Prof s’est frappé la poitrine.

— Je suis désolé. Croyez-moi, gentille Wyoming, je suis très désireux de vous plaire. Vous avez émis le souhait de faire un front uni avec tous ceux qui accepteront de suivre votre chemin. Suffit-il que je veuille voir l’Autorité éjectée de Luna… et que j’accepte de mourir dans ce but ?

Wyoh s’est inclinée.

— Tout à fait !

Elle lui a bourré gentiment les côtes et lui a passé un bras autour du cou pour l’embrasser.

— Camarade ! Marchons ensemble !

— Bravo ! ai-je lancé.

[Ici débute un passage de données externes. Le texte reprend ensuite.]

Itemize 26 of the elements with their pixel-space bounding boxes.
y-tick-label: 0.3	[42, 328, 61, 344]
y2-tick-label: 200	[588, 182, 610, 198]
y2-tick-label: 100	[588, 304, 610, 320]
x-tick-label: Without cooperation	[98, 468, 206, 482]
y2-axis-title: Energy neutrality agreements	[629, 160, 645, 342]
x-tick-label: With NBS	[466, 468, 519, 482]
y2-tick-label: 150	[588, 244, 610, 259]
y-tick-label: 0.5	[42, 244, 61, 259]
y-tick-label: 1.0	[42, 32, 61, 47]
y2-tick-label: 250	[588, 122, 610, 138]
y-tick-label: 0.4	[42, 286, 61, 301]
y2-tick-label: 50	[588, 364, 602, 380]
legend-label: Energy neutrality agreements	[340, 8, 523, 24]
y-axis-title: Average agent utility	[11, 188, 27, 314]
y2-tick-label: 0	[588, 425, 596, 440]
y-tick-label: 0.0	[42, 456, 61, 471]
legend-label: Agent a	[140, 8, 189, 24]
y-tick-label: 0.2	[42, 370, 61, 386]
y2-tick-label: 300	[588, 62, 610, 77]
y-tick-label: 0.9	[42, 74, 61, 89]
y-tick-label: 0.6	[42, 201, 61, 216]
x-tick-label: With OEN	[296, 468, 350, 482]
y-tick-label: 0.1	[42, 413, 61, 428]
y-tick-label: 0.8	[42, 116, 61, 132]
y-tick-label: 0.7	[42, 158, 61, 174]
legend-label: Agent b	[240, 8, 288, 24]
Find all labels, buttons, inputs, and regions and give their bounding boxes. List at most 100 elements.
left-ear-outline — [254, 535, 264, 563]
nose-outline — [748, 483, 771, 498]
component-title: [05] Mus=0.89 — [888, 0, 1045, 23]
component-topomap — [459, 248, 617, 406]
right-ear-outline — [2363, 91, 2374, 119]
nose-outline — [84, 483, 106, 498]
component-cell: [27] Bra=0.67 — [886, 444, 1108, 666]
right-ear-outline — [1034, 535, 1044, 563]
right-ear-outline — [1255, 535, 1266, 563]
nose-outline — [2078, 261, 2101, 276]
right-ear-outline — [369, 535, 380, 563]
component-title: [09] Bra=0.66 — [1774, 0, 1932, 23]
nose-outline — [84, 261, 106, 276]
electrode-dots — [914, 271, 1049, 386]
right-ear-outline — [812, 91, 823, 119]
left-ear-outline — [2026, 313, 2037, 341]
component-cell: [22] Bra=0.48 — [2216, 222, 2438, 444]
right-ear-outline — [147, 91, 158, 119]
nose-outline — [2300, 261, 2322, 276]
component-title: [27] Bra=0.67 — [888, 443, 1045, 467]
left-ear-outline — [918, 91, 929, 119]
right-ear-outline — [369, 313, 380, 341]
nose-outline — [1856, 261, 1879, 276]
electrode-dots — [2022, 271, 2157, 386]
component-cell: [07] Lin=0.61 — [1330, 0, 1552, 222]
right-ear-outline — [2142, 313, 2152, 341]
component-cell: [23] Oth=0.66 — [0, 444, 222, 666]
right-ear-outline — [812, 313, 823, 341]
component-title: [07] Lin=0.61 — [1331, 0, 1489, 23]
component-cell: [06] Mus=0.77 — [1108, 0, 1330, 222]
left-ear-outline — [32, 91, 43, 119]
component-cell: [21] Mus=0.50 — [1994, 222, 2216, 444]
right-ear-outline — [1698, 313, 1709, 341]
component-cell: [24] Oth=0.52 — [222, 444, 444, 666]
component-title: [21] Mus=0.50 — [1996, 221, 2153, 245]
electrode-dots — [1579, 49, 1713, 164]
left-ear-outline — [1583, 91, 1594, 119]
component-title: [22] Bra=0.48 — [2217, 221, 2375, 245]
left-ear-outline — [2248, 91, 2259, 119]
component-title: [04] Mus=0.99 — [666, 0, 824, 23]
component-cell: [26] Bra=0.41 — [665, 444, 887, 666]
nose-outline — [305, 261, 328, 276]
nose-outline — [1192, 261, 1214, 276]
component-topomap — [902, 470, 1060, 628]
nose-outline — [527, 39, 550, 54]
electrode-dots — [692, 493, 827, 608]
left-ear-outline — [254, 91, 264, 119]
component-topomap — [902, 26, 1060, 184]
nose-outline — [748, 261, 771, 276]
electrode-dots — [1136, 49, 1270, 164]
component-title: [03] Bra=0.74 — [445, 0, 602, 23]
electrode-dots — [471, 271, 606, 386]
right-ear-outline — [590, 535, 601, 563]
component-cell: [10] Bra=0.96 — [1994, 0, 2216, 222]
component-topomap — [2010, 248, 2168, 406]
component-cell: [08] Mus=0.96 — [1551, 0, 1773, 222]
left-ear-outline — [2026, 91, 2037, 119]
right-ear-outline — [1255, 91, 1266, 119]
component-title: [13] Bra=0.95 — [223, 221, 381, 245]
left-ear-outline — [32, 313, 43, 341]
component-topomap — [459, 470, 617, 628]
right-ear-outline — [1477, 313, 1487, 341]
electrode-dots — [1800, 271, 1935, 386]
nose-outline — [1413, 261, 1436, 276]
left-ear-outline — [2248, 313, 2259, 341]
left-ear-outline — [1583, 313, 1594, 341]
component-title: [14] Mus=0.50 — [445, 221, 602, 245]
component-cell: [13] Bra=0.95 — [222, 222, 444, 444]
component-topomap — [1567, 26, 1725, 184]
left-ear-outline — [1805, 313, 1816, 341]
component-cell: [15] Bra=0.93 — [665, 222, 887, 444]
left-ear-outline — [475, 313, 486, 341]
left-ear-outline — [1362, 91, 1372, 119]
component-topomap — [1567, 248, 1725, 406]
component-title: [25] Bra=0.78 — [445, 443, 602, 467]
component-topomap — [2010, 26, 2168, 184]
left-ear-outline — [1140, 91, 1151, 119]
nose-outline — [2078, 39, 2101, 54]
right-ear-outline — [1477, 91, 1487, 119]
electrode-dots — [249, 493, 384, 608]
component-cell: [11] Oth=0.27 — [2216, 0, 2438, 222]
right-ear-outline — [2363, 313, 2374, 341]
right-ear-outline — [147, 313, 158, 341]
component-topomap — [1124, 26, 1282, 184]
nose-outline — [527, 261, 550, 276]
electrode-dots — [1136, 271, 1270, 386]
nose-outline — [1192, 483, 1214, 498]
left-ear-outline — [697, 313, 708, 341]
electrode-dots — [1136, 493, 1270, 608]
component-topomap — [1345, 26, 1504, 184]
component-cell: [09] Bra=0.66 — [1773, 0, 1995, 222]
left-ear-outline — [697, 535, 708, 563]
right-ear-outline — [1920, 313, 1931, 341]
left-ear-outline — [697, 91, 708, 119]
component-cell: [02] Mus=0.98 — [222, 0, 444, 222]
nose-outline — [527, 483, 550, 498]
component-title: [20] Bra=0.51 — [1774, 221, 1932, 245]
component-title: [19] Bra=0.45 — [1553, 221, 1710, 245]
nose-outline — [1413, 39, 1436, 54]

Allons trouver le Gardien et éliminons-le !

Cela me semblait une bonne idée ; je n’avais pas beaucoup dormi et je n’ai pas l’habitude de boire autant.

Prof a empli nos verres, levé le sien et, avec une grande dignité, a crié :

— Camarades… Nous déclenchons la révolution !

Sur ce, nous nous sommes embrassés. J’ai cependant un peu déchanté quand Prof s’est assis et m’a dit :

— Le Comité Provisoire de Luna Libre tient session. Nous avons à décider notre action.

— Un instant, Prof ! ai-je dit. Je n’ai rien accepté du tout. Qu’est-ce que c’est que cette histoire d’action ?

— Nous devons renverser l’Autorité, a-t-il rétorqué soudain.

— Comment ? En leur lançant des pierres ?

— C’est bien ce qui reste à définir. Nous n’en sommes qu’au stade préparatoire.

— Prof, vous me connaissez. Si le renversement de l’Autorité était en vente, vous savez que je ne lésinerais pas sur le prix.